Listing those old dips just now brought to mind a funny old TV episode. Do you remember that 1993 Seinfeld show in which George Costanza is confronted at a funeral reception after dipping the same chip twice? We laughed, but honestly, didn’t it make you hesitate just a little the next time you saw a dip at a party? I even put a small spoon in my nut dishes now.

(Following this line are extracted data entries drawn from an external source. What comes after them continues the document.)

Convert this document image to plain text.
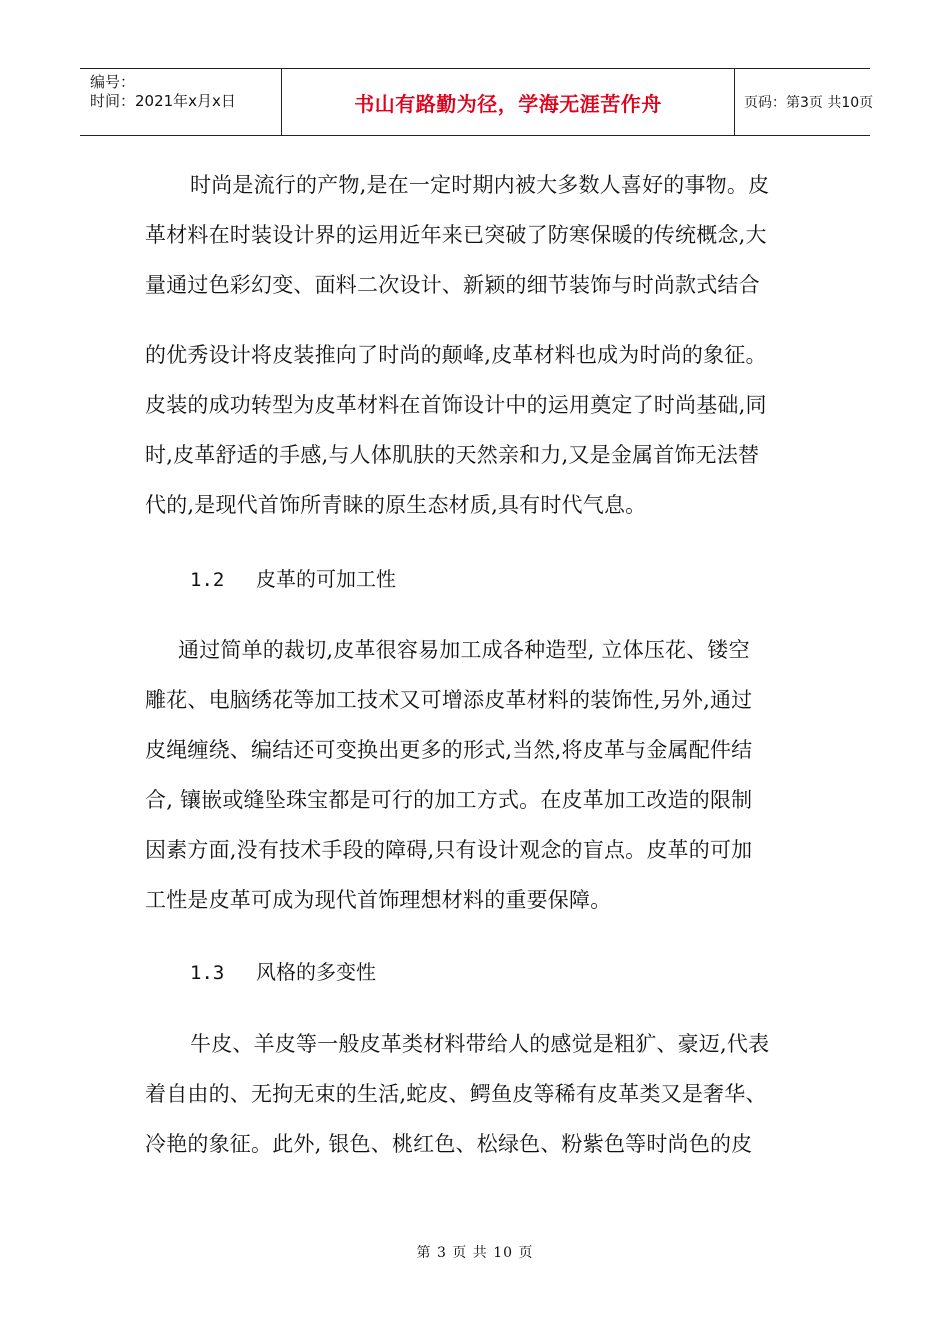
编号：
时间：2021年x月x日	书山有路勤为径，学海无涯苦作舟	页码：第3页 共10页
时尚是流行的产物,是在一定时期内被大多数人喜好的事物。皮
革材料在时装设计界的运用近年来已突破了防寒保暖的传统概念,大
量通过色彩幻变、面料二次设计、新颖的细节装饰与时尚款式结合
的优秀设计将皮装推向了时尚的颠峰,皮革材料也成为时尚的象征。
皮装的成功转型为皮革材料在首饰设计中的运用奠定了时尚基础,同
时,皮革舒适的手感,与人体肌肤的天然亲和力,又是金属首饰无法替
代的,是现代首饰所青睐的原生态材质,具有时代气息。
1.2 皮革的可加工性
通过简单的裁切,皮革很容易加工成各种造型, 立体压花、镂空
雕花、电脑绣花等加工技术又可增添皮革材料的装饰性,另外,通过
皮绳缠绕、编结还可变换出更多的形式,当然,将皮革与金属配件结
合, 镶嵌或缝坠珠宝都是可行的加工方式。在皮革加工改造的限制
因素方面,没有技术手段的障碍,只有设计观念的盲点。皮革的可加
工性是皮革可成为现代首饰理想材料的重要保障。
1.3 风格的多变性
牛皮、羊皮等一般皮革类材料带给人的感觉是粗犷、豪迈,代表
着自由的、无拘无束的生活,蛇皮、鳄鱼皮等稀有皮革类又是奢华、
冷艳的象征。此外, 银色、桃红色、松绿色、粉紫色等时尚色的皮
第 3 页 共 10 页
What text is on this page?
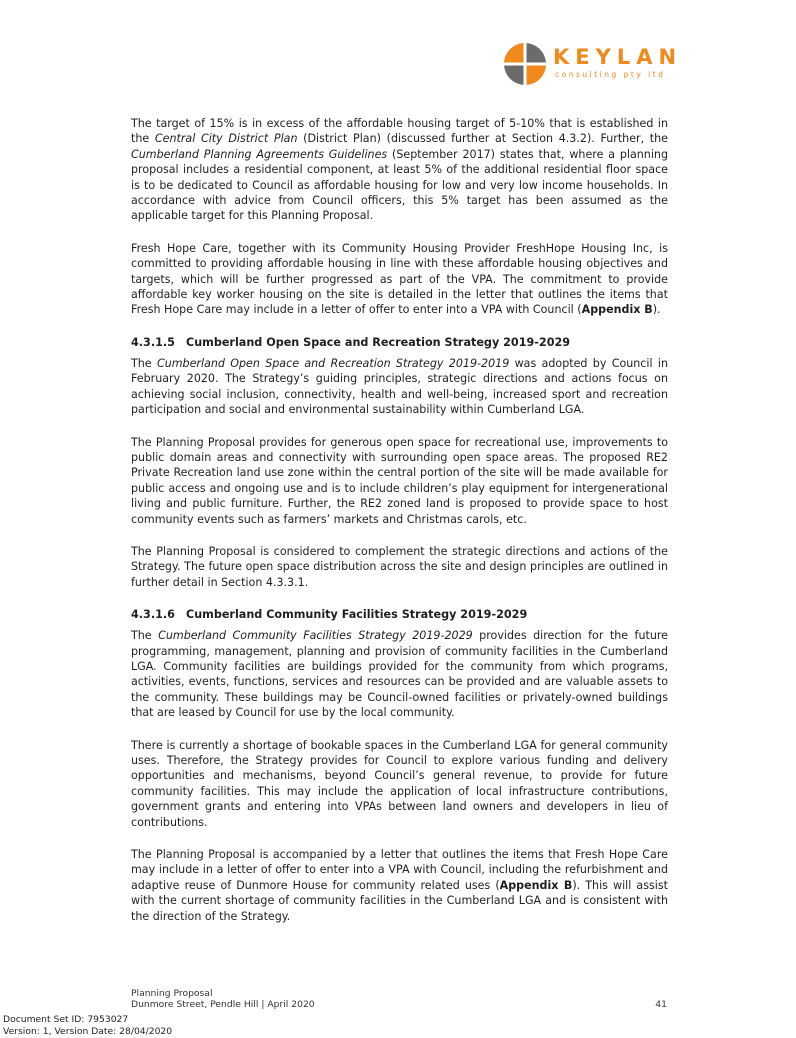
KEYLAN
consulting pty ltd

The target of 15% is in excess of the affordable housing target of 5-10% that is established in the Central City District Plan (District Plan) (discussed further at Section 4.3.2). Further, the Cumberland Planning Agreements Guidelines (September 2017) states that, where a planning proposal includes a residential component, at least 5% of the additional residential floor space is to be dedicated to Council as affordable housing for low and very low income households. In accordance with advice from Council officers, this 5% target has been assumed as the applicable target for this Planning Proposal.

Fresh Hope Care, together with its Community Housing Provider FreshHope Housing Inc, is committed to providing affordable housing in line with these affordable housing objectives and targets, which will be further progressed as part of the VPA. The commitment to provide affordable key worker housing on the site is detailed in the letter that outlines the items that Fresh Hope Care may include in a letter of offer to enter into a VPA with Council (Appendix B).

4.3.1.5 Cumberland Open Space and Recreation Strategy 2019-2029

The Cumberland Open Space and Recreation Strategy 2019-2019 was adopted by Council in February 2020. The Strategy’s guiding principles, strategic directions and actions focus on achieving social inclusion, connectivity, health and well-being, increased sport and recreation participation and social and environmental sustainability within Cumberland LGA.

The Planning Proposal provides for generous open space for recreational use, improvements to public domain areas and connectivity with surrounding open space areas. The proposed RE2 Private Recreation land use zone within the central portion of the site will be made available for public access and ongoing use and is to include children’s play equipment for intergenerational living and public furniture. Further, the RE2 zoned land is proposed to provide space to host community events such as farmers’ markets and Christmas carols, etc.

The Planning Proposal is considered to complement the strategic directions and actions of the Strategy. The future open space distribution across the site and design principles are outlined in further detail in Section 4.3.3.1.

4.3.1.6 Cumberland Community Facilities Strategy 2019-2029

The Cumberland Community Facilities Strategy 2019-2029 provides direction for the future programming, management, planning and provision of community facilities in the Cumberland LGA. Community facilities are buildings provided for the community from which programs, activities, events, functions, services and resources can be provided and are valuable assets to the community. These buildings may be Council-owned facilities or privately-owned buildings that are leased by Council for use by the local community.

There is currently a shortage of bookable spaces in the Cumberland LGA for general community uses. Therefore, the Strategy provides for Council to explore various funding and delivery opportunities and mechanisms, beyond Council’s general revenue, to provide for future community facilities. This may include the application of local infrastructure contributions, government grants and entering into VPAs between land owners and developers in lieu of contributions.

The Planning Proposal is accompanied by a letter that outlines the items that Fresh Hope Care may include in a letter of offer to enter into a VPA with Council, including the refurbishment and adaptive reuse of Dunmore House for community related uses (Appendix B). This will assist with the current shortage of community facilities in the Cumberland LGA and is consistent with the direction of the Strategy.

Planning Proposal
Dunmore Street, Pendle Hill | April 2020	41
Document Set ID: 7953027
Version: 1, Version Date: 28/04/2020
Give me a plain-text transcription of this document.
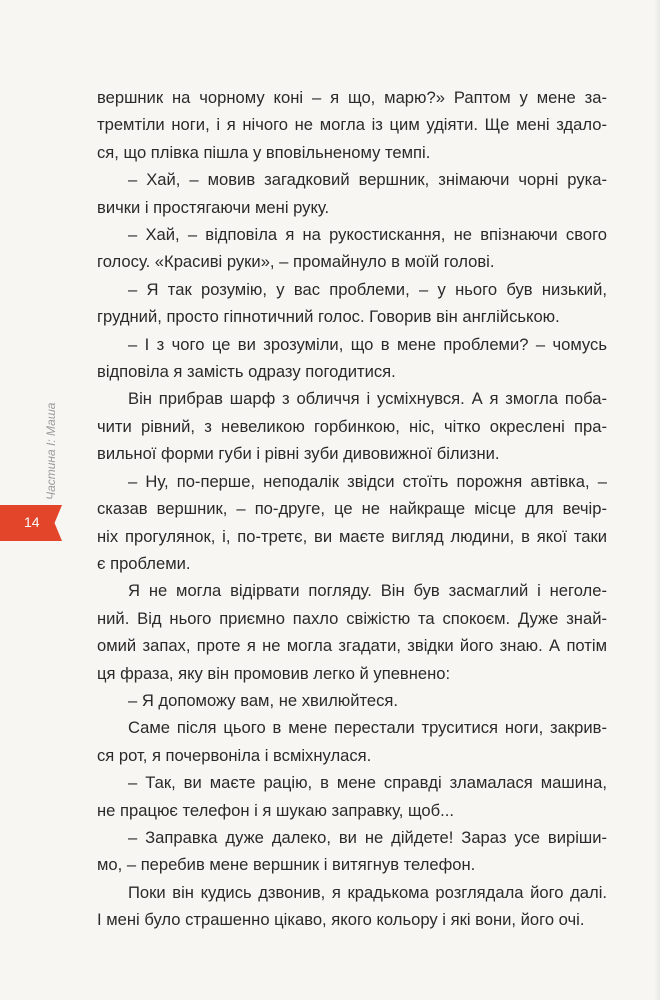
Частина I: Маша
14

вершник на чорному коні – я що, марю?» Раптом у мене за-

тремтіли ноги, і я нічого не могла із цим удіяти. Ще мені здало-

ся, що плівка пішла у вповільненому темпі.

– Хай, – мовив загадковий вершник, знімаючи чорні рука-

вички і простягаючи мені руку.

– Хай, – відповіла я на рукостискання, не впізнаючи свого

голосу. «Красиві руки», – промайнуло в моїй голові.

– Я так розумію, у вас проблеми, – у нього був низький,

грудний, просто гіпнотичний голос. Говорив він англійською.

– І з чого це ви зрозуміли, що в мене проблеми? – чомусь

відповіла я замість одразу погодитися.

Він прибрав шарф з обличчя і усміхнувся. А я змогла поба-

чити рівний, з невеликою горбинкою, ніс, чітко окреслені пра-

вильної форми губи і рівні зуби дивовижної білизни.

– Ну, по-перше, неподалік звідси стоїть порожня автівка, –

сказав вершник, – по-друге, це не найкраще місце для вечір-

ніх прогулянок, і, по-третє, ви маєте вигляд людини, в якої таки

є проблеми.

Я не могла відірвати погляду. Він був засмаглий і неголе-

ний. Від нього приємно пахло свіжістю та спокоєм. Дуже знай-

омий запах, проте я не могла згадати, звідки його знаю. А потім

ця фраза, яку він промовив легко й упевнено:

– Я допоможу вам, не хвилюйтеся.

Саме після цього в мене перестали труситися ноги, закрив-

ся рот, я почервоніла і всміхнулася.

– Так, ви маєте рацію, в мене справді зламалася машина,

не працює телефон і я шукаю заправку, щоб...

– Заправка дуже далеко, ви не дійдете! Зараз усе виріши-

мо, – перебив мене вершник і витягнув телефон.

Поки він кудись дзвонив, я крадькома розглядала його далі.

І мені було страшенно цікаво, якого кольору і які вони, його очі.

Luckily, my recipe is more a spread than a dip- so if you stick a small cocktail knife in the dish, everyone will spread it on- no double dipping. I like to serve it with some toasted pita triangles. Make it on Saturday- then the flavors will have had time to meld. The men in my family especially like this because it’s spicy and the women like it because it’s basically a veggie, it’s unusual and a snap to make. All you need is a food processor; the only thing that takes a little time is the peeling and cubing- which really takes no time at all. Roasting gives the vegetables tons of flavor and then you just dump it all in the processor. You really need to try this- I kid you not.
Roasted Eggplant Spread
Adapted from The Barefoot Contessa Cookbook
Ingredients:2 medium eggplants, peeled
1 red bell pepper, seeded
1 red onion, peeled
2 garlic cloves, minced
3 tablespoons olive oil
1/2 teaspoon cayenne pepper
1 1/2 teaspoons kosher salt
1/2 teaspoon freshly ground black pepper
2 tablespoons freshly squeezed lemon juice
2 tablespoons tahini
3 tablespoons chopped parsley (save a few sprigs for garnish)
Method:Preheat oven to 400°.
Cut the eggplant, red bell pepper and onion into 1 inch cubes. Mix the garlic, olive oil, cayenne, salt and pepper and toss with the vegetables. Spread on a non-stick or silpat-lined large baking sheet and roast for 45 minutes. Toss several times while roasting so the vegetables are evenly browned and tender. Cool slightly.
Pour all the vegetables into a food processor, add the lemon juice and tahini and pulse until blended. Add the chopped parsley and blend briefly. Put the eggplant mixture into a pretty bowl, garnish with a sprig of parsley and serve with toasted pita triangles.